The two parties reunited for the 2015 season in the hope of eventually replicating the dominant performances of their 1988-92 collaboration, which began with Ayrton Senna and Alain Prost winning 15 of the '88 season's 16 grands prix in their McLaren-Hondas.

Four straight years of F1 title doubles were only halted by Nigel Mansell and Williams-Renault in 1992.

Back then, Honda came to McLaren in the fifth year of an F1 engine programme that it had begun with the small Spirit team in 1983 before subsequent success with Williams and Lotus.

Boullier admitted it was frustrating when memories of McLaren-Honda's previous success skewed expectations of the present partnership, in which Honda is only in its first year back in F1 after a six-season absence and is a year behind its rivals with the hybrid V6 engines.

"If you compare with the 1980s that is wrong for me, because Honda joined McLaren [in 1988] after five years of Formula 1 - and today Honda decided to come back into F1," he said.

"They do it with a lot of commitment, a lot of resources, but they started two years ago and clearly two years is not enough to be competitive in Formula 1."

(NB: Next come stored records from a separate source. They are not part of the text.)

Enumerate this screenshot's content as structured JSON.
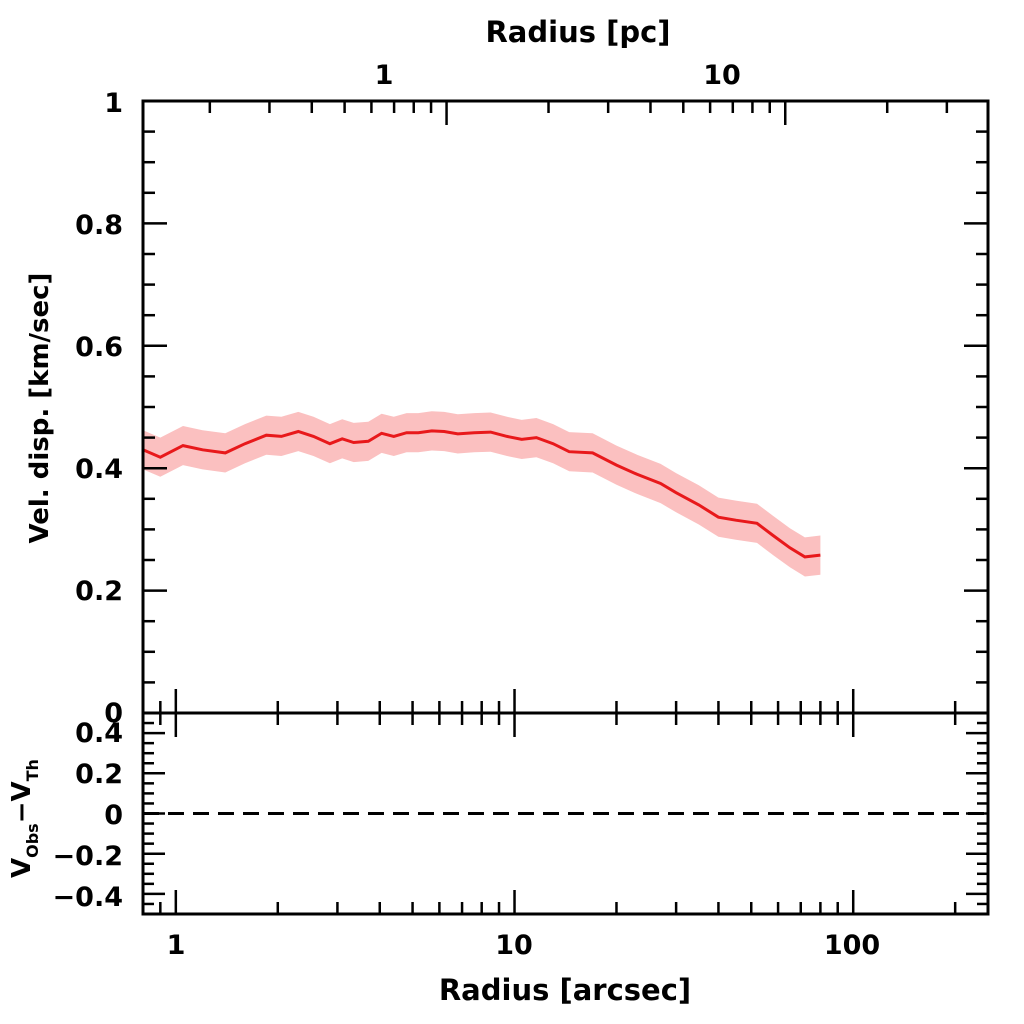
{
  "chart_data": {
    "type": "line",
    "panels": [
      {
        "id": "top",
        "xlabel": "Radius [arcsec]",
        "ylabel": "Vel. disp. [km/sec]",
        "top_xlabel": "Radius [pc]",
        "xscale": "log",
        "xlim": [
          0.8,
          250
        ],
        "ylim": [
          0,
          1
        ],
        "yticks": [
          "0",
          "0.2",
          "0.4",
          "0.6",
          "0.8",
          "1"
        ],
        "top_xticks": [
          {
            "label": "1",
            "x_arcsec": 6.3
          },
          {
            "label": "10",
            "x_arcsec": 63
          }
        ],
        "series": [
          {
            "color": "#e8191b",
            "band_color": "#fbc0c0",
            "x": [
              0.8,
              0.9,
              1.05,
              1.2,
              1.4,
              1.6,
              1.85,
              2.05,
              2.3,
              2.55,
              2.85,
              3.1,
              3.35,
              3.7,
              4.05,
              4.4,
              4.8,
              5.2,
              5.7,
              6.2,
              6.8,
              7.6,
              8.5,
              9.5,
              10.5,
              11.6,
              13,
              14.5,
              17,
              20,
              23,
              27,
              30,
              35,
              40,
              45,
              52,
              58,
              65,
              72,
              80
            ],
            "y": [
              0.43,
              0.418,
              0.437,
              0.43,
              0.425,
              0.44,
              0.454,
              0.452,
              0.46,
              0.452,
              0.44,
              0.448,
              0.442,
              0.444,
              0.457,
              0.452,
              0.458,
              0.458,
              0.461,
              0.46,
              0.456,
              0.458,
              0.459,
              0.452,
              0.447,
              0.45,
              0.44,
              0.427,
              0.425,
              0.405,
              0.39,
              0.375,
              0.36,
              0.34,
              0.32,
              0.315,
              0.31,
              0.29,
              0.27,
              0.255,
              0.258
            ],
            "err": 0.032
          }
        ]
      },
      {
        "id": "bottom",
        "xlabel": "Radius [arcsec]",
        "ylabel_main": "V",
        "ylabel_sub1": "Obs",
        "ylabel_sep": "−V",
        "ylabel_sub2": "Th",
        "xscale": "log",
        "xlim": [
          0.8,
          250
        ],
        "ylim": [
          -0.5,
          0.5
        ],
        "yticks": [
          "0.4",
          "0.2",
          "0",
          "−0.2",
          "−0.4"
        ],
        "xticks": [
          "1",
          "10",
          "100"
        ],
        "reference_line": {
          "y": 0,
          "style": "dashed"
        }
      }
    ]
  }
}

McLaren remains adamant that it had to find a new factory partner once Mercedes - which had represented on a works basis since 1995 - decided to re-establish its own F1 team for 2010.

"It's always easy to analyse afterwards rather than before," Boullier said.

"We have to stick to a few basic rules - the reason why we moved to Honda was clear.

"When Mercedes decided to run their own team, you know you become a customer.

"And as soon as you become a customer, you know you will never become world champion. That's clear.

"The reason why we moved to Honda is because we had the opportunity to become the Honda factory team.

"Then you can question the timing, the way the wedding worked, but this is a long-term commitment."